Kopu is a settlement in on the Coromandel Peninsula in New Zealand's North Island. It is located near Thames, in the Thames-Coromandel District in the Waikato region.

Kopu is located on the Waihou River and features the Kopu Bridge.

The Totora-Kopu statistical area, as defined by Statistics New Zealand, covers a land area of 8.39 km².

Demography
Totora-Kopu statistical area, which Statistics New Zealand considers part of the Thames urban area, covers  and had an estimated population of  as of  with a population density of  people per km2. 

Totora-Kopu had a population of 867 at the 2018 New Zealand census, an increase of 90 people (11.6%) since the 2013 census, and an increase of 183 people (26.8%) since the 2006 census. There were 333 households, comprising 432 males and 435 females, giving a sex ratio of 0.99 males per female. The median age was 48.2 years (compared with 37.4 years nationally), with 153 people (17.6%) aged under 15 years, 123 (14.2%) aged 15 to 29, 369 (42.6%) aged 30 to 64, and 225 (26.0%) aged 65 or older.

Ethnicities were 84.4% European/Pākehā, 19.0% Māori, 1.7% Pacific peoples, 6.2% Asian, and 1.4% other ethnicities.

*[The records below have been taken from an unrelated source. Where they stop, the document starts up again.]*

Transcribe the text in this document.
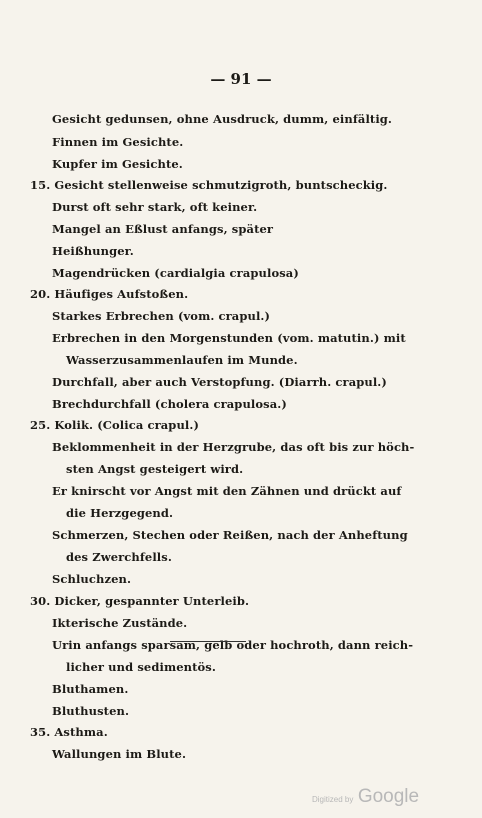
— 91 —
Gesicht gedunsen, ohne Ausdruck, dumm, einfältig.
Finnen im Gesichte.
Kupfer im Gesichte.
15. Gesicht stellenweise schmutzigroth, buntscheckig.
Durst oft sehr stark, oft keiner.
Mangel an Eßlust anfangs, später
Heißhunger.
Magendrücken (cardialgia crapulosa)
20. Häufiges Aufstoßen.
Starkes Erbrechen (vom. crapul.)
Erbrechen in den Morgenstunden (vom. matutin.) mit
Wasserzusammenlaufen im Munde.
Durchfall, aber auch Verstopfung. (Diarrh. crapul.)
Brechdurchfall (cholera crapulosa.)
25. Kolik. (Colica crapul.)
Beklommenheit in der Herzgrube, das oft bis zur höch-
sten Angst gesteigert wird.
Er knirscht vor Angst mit den Zähnen und drückt auf
die Herzgegend.
Schmerzen, Stechen oder Reißen, nach der Anheftung
des Zwerchfells.
Schluchzen.
30. Dicker, gespannter Unterleib.
Ikterische Zustände.
Urin anfangs sparsam, gelb oder hochroth, dann reich-
licher und sedimentös.
Bluthamen.
Bluthusten.
35. Asthma.
Wallungen im Blute.
Digitized by Google
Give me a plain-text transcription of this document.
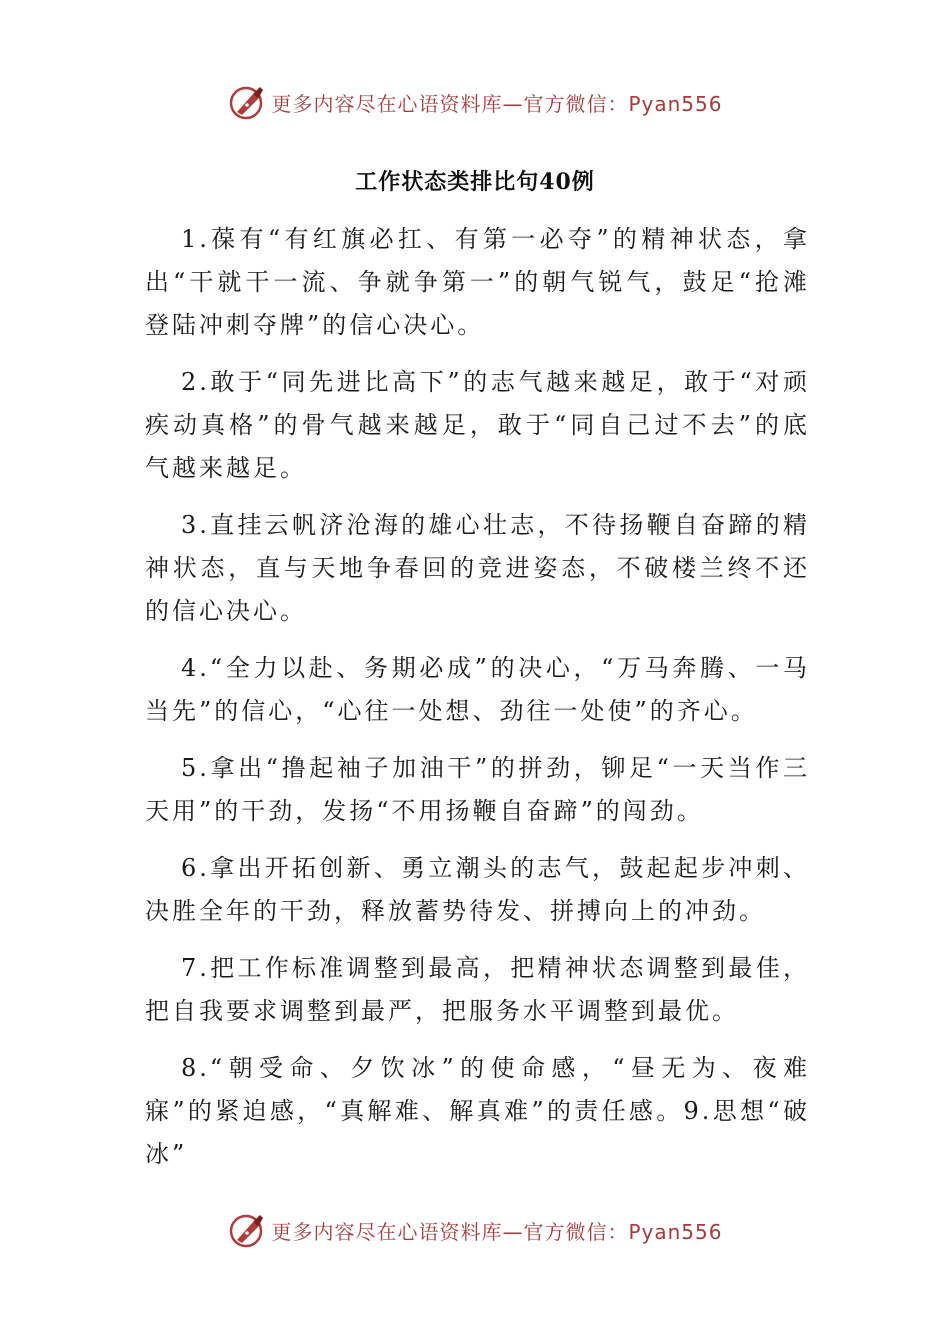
更多内容尽在心语资料库—官方微信：Pyan556
工作状态类排比句40例

1.葆有“有红旗必扛、有第一必夺”的精神状态，拿出“干就干一流、争就争第一”的朝气锐气，鼓足“抢滩登陆冲刺夺牌”的信心决心。

2.敢于“同先进比高下”的志气越来越足，敢于“对顽疾动真格”的骨气越来越足，敢于“同自己过不去”的底气越来越足。

3.直挂云帆济沧海的雄心壮志，不待扬鞭自奋蹄的精神状态，直与天地争春回的竞进姿态，不破楼兰终不还的信心决心。

4.“全力以赴、务期必成”的决心，“万马奔腾、一马当先”的信心，“心往一处想、劲往一处使”的齐心。

5.拿出“撸起袖子加油干”的拼劲，铆足“一天当作三天用”的干劲，发扬“不用扬鞭自奋蹄”的闯劲。

6.拿出开拓创新、勇立潮头的志气，鼓起起步冲刺、决胜全年的干劲，释放蓄势待发、拼搏向上的冲劲。

7.把工作标准调整到最高，把精神状态调整到最佳，把自我要求调整到最严，把服务水平调整到最优。

8.“朝受命、夕饮冰”的使命感，“昼无为、夜难寐”的紧迫感，“真解难、解真难”的责任感。9.思想“破冰”

更多内容尽在心语资料库—官方微信：Pyan556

People may identify with more than one ethnicity.

The percentage of people born overseas was 15.9, compared with 27.1% nationally.

Although some people chose not to answer the census's question about religious affiliation, 46.4% had no religion, 39.4% were Christian, 0.3% had Māori religious beliefs, 1.4% were Hindu, 0.3% were Muslim, 2.1% were Buddhist and 2.1% had other religions.

Of those at least 15 years old, 102 (14.3%) people had a bachelor's or higher degree, and 156 (21.8%) people had no formal qualifications. The median income was $29,300, compared with $31,800 nationally. 114 people (16.0%) earned over $70,000 compared to 17.2% nationally. The employment status of those at least 15 was that 315 (44.1%) people were employed full-time, 114 (16.0%) were part-time, and 18 (2.5%) were unemployed.

Economy

In 2018, 13.9% of the workforce worked in manufacturing, 13.2% worked in construction, 9.0% worked in healthcare, 6.3% worked in hospitality, 6.3% worked in education, 3.5% worked in transport and 1.4% of the workforce worked in primary industries.

Transportation

As of 2018, among those who commuted to work, 75.7% drove a car, 4.9% rode in a car, and 1.4% walked, ran or cycled.